Mehr als ein Tarifkonflikt

Streik und Privatisierung bei der Deutschen Bahn AG

Im Anschluss an den Beitrag in ak 519 zeigen die nachfolgenden Thesen, welche Ursachen dem aktuellen Tarifkonflikt zwischen der Gewerkschaft Deutscher Lokomotivführer (GDL) und der Deutschen Bahn (DB) zugrunde liegen, welche Rolle die Akteure spielen und in welchem Verhältnis der Konflikt zur Auseinandersetzung um die angestrebte Kapitalprivatisierung der DB steht. Sie sind von der ak-Redaktion leicht gekürzt und bearbeitet worden.

1. Das DB-Management möchte mit aller Gewalt die Privatisierung durchdrücken und hat auf der Jagd nach der "Börsenfähigkeit" in den letzten Jahren die Einkommen und Arbeitsbedingungen der Beschäftigten massiv verschlechtert.
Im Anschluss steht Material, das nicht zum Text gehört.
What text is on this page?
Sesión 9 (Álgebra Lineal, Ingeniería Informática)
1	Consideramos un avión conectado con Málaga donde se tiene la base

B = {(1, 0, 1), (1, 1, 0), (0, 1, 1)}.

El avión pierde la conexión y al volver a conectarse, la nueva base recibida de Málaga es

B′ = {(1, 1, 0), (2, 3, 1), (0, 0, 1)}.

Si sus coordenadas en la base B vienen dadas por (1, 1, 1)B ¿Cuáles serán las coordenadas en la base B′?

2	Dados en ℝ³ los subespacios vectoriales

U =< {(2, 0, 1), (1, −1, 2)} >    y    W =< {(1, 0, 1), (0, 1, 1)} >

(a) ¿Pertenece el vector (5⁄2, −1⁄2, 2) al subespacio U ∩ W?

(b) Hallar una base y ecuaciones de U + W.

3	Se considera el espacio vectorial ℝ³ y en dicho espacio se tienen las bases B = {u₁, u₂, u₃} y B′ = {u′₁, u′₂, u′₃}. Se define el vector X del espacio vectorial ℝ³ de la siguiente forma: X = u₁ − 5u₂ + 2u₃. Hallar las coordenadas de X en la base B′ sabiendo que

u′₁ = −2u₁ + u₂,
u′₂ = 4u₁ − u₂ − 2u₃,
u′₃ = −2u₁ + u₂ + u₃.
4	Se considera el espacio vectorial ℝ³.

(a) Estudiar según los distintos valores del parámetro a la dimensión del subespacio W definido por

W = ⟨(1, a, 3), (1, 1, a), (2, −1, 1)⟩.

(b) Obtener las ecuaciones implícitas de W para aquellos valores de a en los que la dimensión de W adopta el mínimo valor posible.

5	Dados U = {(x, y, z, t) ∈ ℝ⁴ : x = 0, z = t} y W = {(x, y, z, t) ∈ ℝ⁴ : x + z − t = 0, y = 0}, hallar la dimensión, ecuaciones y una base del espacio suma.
Schon der Tarifvertrag zur Beschäftigungssicherung (BeSiTV) Anfang 2005 hatte viele Haken und Ösen und wurde von den EisenbahnerInnen vor allem mit Lohnopfern, Arbeitszeitverlängerung und Urlaubskürzung bezahlt. Bei zunehmendem Personalabbau auf allen Ebenen wird ein reibungsloser Betriebsablauf immer schwieriger. EisenbahnerInnen aus den unterschiedlichsten Bereichen beklagen, dass viele für eine langfristige Substanzerhaltung notwendige Investitionen und Anschaffungen zurückgestellt wurden, um auf dem Papier die "Börsenfähigkeit" des Konzerns herzustellen. Die vom Bahnmanagement verordneten Einsparungen bei Mensch und Material wirken sich kontraproduktiv und ökologisch schädlich aus. So wurden Arbeitsplätze und Kapazitäten bei der Güterverkehrssparte Railion inzwischen so weit abgebaut, dass Railion an der Kapazitätsgrenze angekommen ist und zusätzlicher Nachfrage oftmals nicht nachkommen kann.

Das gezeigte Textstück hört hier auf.